One physician researched his own knuckle cracking, in response to complaints from his family. He cracked the knuckles of his left hand at least twice a day for 50 years, but not those of his right hand.

The doctor did not develop arthritis in either hand, and he reported that there were no differences between the two hands. He concluded that knuckle cracking was not linked to arthritis.

A 2011 study tracked the development of arthritis in 215 people, 20% of whom cracked their knuckles regularly. Among this group, 18.1% of the participants developed arthritis in their hands, compared with 21.5% of the participants who did not crack their knuckles. The researchers concluded that the risk of developing arthritis is roughly the same, whether or not a person cracks their knuckles.

Joint manipulation stimulates a set of nerve endings, called the Golgi tendon organs, which are involved in the sense of motion.

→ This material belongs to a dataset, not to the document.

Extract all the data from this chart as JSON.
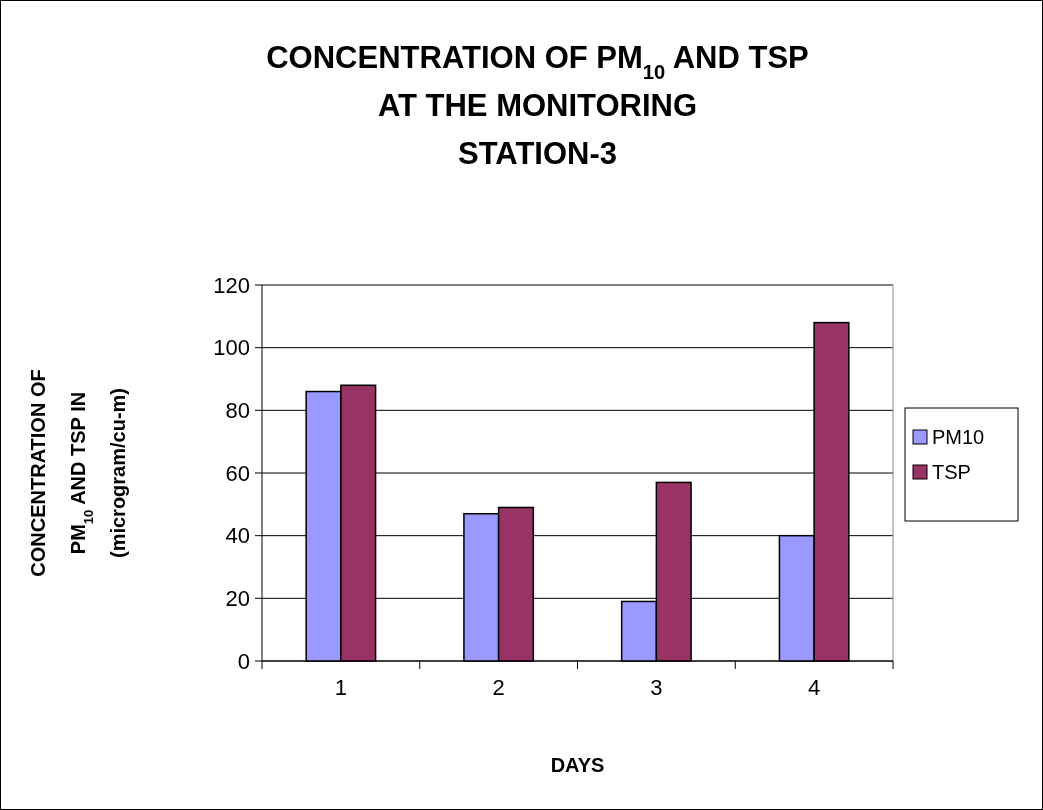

These sit where the tendons join the muscles, and they respond to changes in muscle load. When a person cracks their joints and these nerve endings are stimulated, the person experiences a sense of release of pressure in the joints. This can also cause the muscles around the joint to feel more relaxed and the joint to feel more mobile.

Cracking or popping joints does not seem to be linked to any health issue — unless the person also has pain and swelling in the area. In this case, it may be a good idea to contact a healthcare professional.

Otherwise, as one group of doctors put it, “The chief morbid consequence of knuckle cracking would appear to be its annoying effect on the observer.”

Because it stimulates nerve endings, cracking or popping joints may cause a feeling of released muscle tension and increased mobility.

There is no evidence that manipulating the joints in this way causes any health issue, such as arthritis. However, if a joint pops, clicks, or cracks, and there is pain or swelling in the area, it may be a good idea to seek medical advice.